A TensorFlow Decision Forests model directory contains a sub-directory
containing a Yggdrasil model. In the next example, we create a TF-DF model in
`/tmp/model`, and show the Yggdrasil model in `/tmp/model/assets`.

```shell
import tensorflow_decision_forests as tfdf

# Train a TF-DF model (without any pre-processing)
model = tfdf.keras.GradientBoostedTreesModel()
model.fit(...)

# Export the model as a TF Saved Model
# Note: /tmp/model/assets is an Yggdrasil Decision Forests model
model.save("/tmp/model")

# Show the structure of the TF SavedModel.
!tree /tmp/model
# /tmp/model
# ├── assets
# │   ├── <prefix>data_spec.pb
# │   ├── <prefix>done
# │   ├── <prefix>gradient_boosted_trees_header.pb
# │   ├── <prefix>header.pb
# │   └── <prefix>nodes-00000-of-00001
# ├── keras_metadata.pb
# ├── saved_model.pb
# └── variables
#     ├── variables.data-00000-of-00001
#     └── variables.index
```

Yggdrasil tools can be used. The next example use the `show_model` Yggdrasil
command on a TF-DF model:

```shell
# Show the model structure using Yggdrasil tool box
!yggdrasil_decision_forests/cli/show_model --model=/tmp/model/assets
```

An Yggdrasil model contained in a TF-DF model differ from the TF-DF model in the
following points:

-   Any TensorFlow preprocessing (e.g., using of the `preprocessor` model
    constructor argument) is not taken into account.

-   Categorical integer features need to be offset by 1. Therefore, for
    simplicity of use, it is better to use categorical string features.

## Convert a Yggdrasil model to a TensorFlow Decision Forests model

The conversion of an Yggdrasil model to to a TensorFlow Decision Forests is done
using the `tfdf.keras.yggdrasil_model_to_keras_model()` function available in in
TensorFlow Decision Forests.

The following example converts a YDF model into a TensorFlow Decision Forests
model:

```python
# Prepare and load the model with TensorFlow
import tensorflow_decision_forests as tfdf

tfdf.keras.yggdrasil_model_to_keras_model(<path to ydf model>, <path to tfdf-model>)
```

By default, `yggdrasil_model_to_keras_model` creates a model with raw tensor
inputs. The type of the input tensor is determined by the semantics of the
features. For example, numerical features are always encoded as float32. You can
change this signature using the `input_model_signature_fn` argument.

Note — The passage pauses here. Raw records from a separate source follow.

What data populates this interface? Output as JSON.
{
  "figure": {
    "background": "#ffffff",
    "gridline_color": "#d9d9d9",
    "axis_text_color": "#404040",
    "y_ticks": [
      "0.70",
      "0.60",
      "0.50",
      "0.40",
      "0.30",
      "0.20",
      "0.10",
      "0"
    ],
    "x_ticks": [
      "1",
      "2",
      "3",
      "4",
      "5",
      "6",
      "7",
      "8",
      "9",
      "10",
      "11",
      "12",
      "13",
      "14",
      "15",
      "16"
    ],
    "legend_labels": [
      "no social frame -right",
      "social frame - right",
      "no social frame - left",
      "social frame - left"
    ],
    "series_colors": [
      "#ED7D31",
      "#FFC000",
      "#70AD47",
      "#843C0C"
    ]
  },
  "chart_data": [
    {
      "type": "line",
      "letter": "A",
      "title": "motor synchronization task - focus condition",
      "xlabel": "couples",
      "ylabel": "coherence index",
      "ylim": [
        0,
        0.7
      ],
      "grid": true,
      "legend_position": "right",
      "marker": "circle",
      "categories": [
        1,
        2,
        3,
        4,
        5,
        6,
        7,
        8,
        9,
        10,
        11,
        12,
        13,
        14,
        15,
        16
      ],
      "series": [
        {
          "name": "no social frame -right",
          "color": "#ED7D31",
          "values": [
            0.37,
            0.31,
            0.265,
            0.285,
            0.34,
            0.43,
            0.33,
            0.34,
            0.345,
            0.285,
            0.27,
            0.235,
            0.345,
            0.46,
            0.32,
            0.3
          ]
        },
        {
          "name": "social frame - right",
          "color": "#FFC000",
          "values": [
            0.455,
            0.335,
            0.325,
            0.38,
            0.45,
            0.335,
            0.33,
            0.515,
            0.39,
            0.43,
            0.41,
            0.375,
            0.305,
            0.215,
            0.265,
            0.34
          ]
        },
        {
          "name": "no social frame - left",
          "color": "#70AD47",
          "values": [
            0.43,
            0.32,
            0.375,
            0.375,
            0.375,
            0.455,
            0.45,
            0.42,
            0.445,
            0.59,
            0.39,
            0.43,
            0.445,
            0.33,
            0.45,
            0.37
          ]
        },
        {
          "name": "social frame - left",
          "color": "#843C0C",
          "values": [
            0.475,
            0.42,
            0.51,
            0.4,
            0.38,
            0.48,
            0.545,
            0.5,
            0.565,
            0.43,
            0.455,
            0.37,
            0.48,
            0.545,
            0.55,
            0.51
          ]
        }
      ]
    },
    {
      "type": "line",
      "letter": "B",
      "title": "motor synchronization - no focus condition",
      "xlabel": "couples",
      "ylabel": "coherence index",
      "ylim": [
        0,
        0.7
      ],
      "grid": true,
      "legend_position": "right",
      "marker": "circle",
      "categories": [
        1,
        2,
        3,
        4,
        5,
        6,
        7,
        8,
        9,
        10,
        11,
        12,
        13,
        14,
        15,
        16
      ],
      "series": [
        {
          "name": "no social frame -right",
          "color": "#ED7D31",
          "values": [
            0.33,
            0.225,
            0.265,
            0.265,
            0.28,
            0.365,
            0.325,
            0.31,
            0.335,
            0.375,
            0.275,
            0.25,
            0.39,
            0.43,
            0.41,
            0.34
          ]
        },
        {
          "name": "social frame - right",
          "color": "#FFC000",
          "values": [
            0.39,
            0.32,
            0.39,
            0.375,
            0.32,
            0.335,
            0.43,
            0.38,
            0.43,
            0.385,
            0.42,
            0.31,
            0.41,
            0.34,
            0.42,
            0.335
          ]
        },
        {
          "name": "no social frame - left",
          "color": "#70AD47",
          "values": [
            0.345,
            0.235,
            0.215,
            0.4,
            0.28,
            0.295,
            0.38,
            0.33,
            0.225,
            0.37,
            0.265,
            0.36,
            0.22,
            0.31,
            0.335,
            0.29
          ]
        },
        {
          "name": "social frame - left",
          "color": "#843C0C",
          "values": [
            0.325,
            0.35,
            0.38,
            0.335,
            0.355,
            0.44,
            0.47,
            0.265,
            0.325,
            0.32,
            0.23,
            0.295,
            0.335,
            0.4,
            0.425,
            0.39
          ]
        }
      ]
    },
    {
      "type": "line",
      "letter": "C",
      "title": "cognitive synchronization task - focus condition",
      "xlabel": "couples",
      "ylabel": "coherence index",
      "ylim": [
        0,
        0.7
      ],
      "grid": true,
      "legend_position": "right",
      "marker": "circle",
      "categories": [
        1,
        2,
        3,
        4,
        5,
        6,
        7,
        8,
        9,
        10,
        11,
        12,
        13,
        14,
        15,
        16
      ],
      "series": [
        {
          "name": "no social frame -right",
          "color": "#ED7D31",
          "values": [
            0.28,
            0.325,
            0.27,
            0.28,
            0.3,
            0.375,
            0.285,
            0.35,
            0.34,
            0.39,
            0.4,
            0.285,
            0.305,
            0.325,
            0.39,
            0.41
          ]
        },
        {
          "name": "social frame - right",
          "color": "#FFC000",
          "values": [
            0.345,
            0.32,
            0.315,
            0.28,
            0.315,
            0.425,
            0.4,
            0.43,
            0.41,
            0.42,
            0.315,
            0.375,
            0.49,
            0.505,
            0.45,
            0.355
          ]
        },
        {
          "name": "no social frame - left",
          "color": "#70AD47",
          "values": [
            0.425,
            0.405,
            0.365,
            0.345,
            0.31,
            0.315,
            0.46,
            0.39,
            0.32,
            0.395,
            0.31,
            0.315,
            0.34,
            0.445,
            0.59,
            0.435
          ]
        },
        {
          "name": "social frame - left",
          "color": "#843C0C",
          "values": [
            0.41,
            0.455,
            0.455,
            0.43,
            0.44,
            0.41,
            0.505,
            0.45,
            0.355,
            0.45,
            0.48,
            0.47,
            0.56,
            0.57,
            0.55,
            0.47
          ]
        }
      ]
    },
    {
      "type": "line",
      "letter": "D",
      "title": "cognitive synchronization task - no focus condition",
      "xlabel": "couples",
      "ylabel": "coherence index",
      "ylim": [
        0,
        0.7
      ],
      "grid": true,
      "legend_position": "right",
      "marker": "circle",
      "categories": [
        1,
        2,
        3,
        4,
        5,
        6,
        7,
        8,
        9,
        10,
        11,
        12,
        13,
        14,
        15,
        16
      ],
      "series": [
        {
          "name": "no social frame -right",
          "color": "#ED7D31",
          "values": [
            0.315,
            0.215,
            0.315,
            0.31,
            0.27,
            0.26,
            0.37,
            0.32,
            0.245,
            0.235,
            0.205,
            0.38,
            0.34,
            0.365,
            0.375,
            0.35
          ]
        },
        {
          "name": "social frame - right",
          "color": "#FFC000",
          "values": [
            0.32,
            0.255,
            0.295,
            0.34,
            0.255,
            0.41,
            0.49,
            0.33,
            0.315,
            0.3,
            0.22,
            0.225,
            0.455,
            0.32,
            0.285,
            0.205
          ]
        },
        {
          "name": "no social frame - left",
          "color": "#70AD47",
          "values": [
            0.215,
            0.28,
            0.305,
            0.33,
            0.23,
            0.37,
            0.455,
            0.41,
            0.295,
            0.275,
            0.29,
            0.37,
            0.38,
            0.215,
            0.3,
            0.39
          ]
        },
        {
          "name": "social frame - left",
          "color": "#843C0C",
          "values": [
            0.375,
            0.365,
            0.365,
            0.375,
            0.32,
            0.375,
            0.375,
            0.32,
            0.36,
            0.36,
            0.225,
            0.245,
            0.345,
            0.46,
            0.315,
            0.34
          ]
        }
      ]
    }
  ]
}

The following example converts a YDF model while making sure that `feature_1` is
encoded into a int64 tensor.

```python
def custom_model_input_signature(inspector) -> Any:

    # Default signature.
    input_spec = tfdf.keras.build_default_input_model_signature(inspector)

    # Override the type of feature_1.
    input_spec["feature_1"] = tf.TensorSpec(shape=[None], dtype=tf.int64)
    return input_spec

tfdf.keras.yggdrasil_model_to_keras_model(
    ygg_model_path,
    tfdf_model_path,
    input_model_signature_fn=custom_model_input_signature)
```

In YDF, pre-integerized categorical features (i.e., categorical features
represented as integers) are 1-indexed. The value 0 (zero) is reserved for the
out-of-vocabulary item. However, many TensorFlow tools assume that categorical
integer features are 0-indexed. For this reason, TF-DF models are 0-indexed and
contain an implicit +1 offset to the YDF model underneath. This offset does not
impact users in most cases. However, when converting models, depending on how
this model will be used, removing this offset might be better. This is done with
the `disable_categorical_integer_offset_correction` argument.